Таким образом, работа с клиентским текстом (выражающим определенные переживания) помогает автору текста не просто разомкнуть тему, открыть ее, но и обнаружить, опознать определенную «эмоциональную парадигму» [3, c. 127-134], ее принадлежность и историю. Переосмыслить ее как «свое сообщение в настоящем», выйти из повтора прошлого времени, вернув способность осознанной адресации эмоций – как к другому, так и к себе.


Литература:
1. Бахтин М.М. Эстетика словесного творчества – М.: Искусство, 1979..

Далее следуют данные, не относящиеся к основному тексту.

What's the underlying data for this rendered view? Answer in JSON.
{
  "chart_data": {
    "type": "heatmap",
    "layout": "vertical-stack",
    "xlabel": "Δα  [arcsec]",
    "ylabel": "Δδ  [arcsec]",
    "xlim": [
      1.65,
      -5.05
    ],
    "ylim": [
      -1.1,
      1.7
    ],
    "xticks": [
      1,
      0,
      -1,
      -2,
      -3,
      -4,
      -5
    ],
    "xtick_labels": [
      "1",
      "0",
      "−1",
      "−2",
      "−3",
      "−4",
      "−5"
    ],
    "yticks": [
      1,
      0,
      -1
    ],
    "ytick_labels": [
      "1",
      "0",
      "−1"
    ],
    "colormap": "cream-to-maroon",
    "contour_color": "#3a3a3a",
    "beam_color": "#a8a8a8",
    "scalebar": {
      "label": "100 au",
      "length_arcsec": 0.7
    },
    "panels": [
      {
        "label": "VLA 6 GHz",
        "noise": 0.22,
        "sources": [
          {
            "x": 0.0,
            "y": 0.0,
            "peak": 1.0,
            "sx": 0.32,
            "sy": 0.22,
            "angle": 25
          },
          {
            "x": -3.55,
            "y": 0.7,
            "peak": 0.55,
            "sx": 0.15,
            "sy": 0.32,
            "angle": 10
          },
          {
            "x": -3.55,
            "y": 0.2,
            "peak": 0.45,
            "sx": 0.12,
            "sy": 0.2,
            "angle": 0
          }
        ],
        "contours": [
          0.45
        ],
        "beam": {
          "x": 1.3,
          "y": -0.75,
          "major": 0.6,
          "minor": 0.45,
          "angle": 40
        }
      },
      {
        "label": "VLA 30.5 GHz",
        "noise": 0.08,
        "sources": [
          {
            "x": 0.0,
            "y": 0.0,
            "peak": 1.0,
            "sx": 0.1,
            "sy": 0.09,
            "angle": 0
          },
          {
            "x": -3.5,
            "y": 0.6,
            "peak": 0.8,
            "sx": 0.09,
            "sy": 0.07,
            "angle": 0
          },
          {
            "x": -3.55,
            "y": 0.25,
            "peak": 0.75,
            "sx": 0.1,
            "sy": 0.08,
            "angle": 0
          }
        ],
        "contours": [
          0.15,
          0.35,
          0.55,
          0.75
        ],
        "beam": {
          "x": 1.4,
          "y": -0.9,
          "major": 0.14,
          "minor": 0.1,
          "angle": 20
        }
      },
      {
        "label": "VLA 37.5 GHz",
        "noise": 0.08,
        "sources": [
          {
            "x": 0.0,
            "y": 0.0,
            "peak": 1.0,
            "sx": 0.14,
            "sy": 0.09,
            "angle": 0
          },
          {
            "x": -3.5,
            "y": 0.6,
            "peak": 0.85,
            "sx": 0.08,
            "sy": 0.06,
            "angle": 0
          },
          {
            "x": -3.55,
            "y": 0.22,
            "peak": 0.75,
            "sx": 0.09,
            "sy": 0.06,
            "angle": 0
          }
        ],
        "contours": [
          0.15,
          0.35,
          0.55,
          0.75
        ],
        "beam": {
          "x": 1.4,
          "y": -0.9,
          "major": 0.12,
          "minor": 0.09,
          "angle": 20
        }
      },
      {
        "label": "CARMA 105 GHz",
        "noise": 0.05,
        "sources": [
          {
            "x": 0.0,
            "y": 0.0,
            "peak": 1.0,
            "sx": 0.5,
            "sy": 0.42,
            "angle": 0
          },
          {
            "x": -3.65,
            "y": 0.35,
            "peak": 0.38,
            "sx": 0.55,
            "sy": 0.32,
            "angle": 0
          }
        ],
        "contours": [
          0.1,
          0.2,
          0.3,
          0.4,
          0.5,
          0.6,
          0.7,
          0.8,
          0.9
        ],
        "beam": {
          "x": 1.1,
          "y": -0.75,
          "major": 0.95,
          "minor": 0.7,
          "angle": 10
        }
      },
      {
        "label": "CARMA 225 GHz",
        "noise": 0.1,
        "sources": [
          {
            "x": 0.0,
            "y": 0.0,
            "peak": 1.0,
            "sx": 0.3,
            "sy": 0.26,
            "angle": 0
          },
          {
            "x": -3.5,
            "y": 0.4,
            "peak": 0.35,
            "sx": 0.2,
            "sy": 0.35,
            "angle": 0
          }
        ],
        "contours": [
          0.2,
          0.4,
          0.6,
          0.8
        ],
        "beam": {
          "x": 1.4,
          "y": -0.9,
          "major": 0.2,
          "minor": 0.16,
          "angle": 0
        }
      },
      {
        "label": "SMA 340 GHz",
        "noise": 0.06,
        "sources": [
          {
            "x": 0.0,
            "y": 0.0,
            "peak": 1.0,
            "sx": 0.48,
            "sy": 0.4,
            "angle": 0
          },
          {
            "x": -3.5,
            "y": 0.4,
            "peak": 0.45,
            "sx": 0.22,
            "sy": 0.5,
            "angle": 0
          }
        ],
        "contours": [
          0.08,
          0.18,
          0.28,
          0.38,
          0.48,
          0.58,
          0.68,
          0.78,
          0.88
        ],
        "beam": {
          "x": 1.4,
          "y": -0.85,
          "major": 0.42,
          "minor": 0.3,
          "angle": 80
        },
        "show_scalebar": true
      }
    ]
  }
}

2. Бибихин В.В. Язык философии. - 2-е изд., испр. и доп. — М.: Языки славянской культуры, 2002. - 416 с.
3. Блох М.Я., Синеоков Т.Н.. – Синтаксико-парадгиматический анализ эмоциональной речи.: Теория и практика лингвистического описания разговорной речи / Межвузовский сборник научных трудов. Вып. 23.* Н. Новгород: НГЛУ им. Н.А. Добролюбова, 2003.
4. Гадамер Г.-Г. Актуальность прекрасного. - М.: Искусство, 1991.
​5. Лотман Ю. М. Семиосфера. — С.-Петербург: Искусство, 2000.
​6. Сартр Ж.-П. Очерк теории эмоций. Психология эмоций. - М., 1984.
​7. Язык, сознание, коммуникация: Сб. статей / Ред. В.В. Красных, А.И. Изотов. М.: Диалог-МГУ, 1999. Вып. 7. 136 с.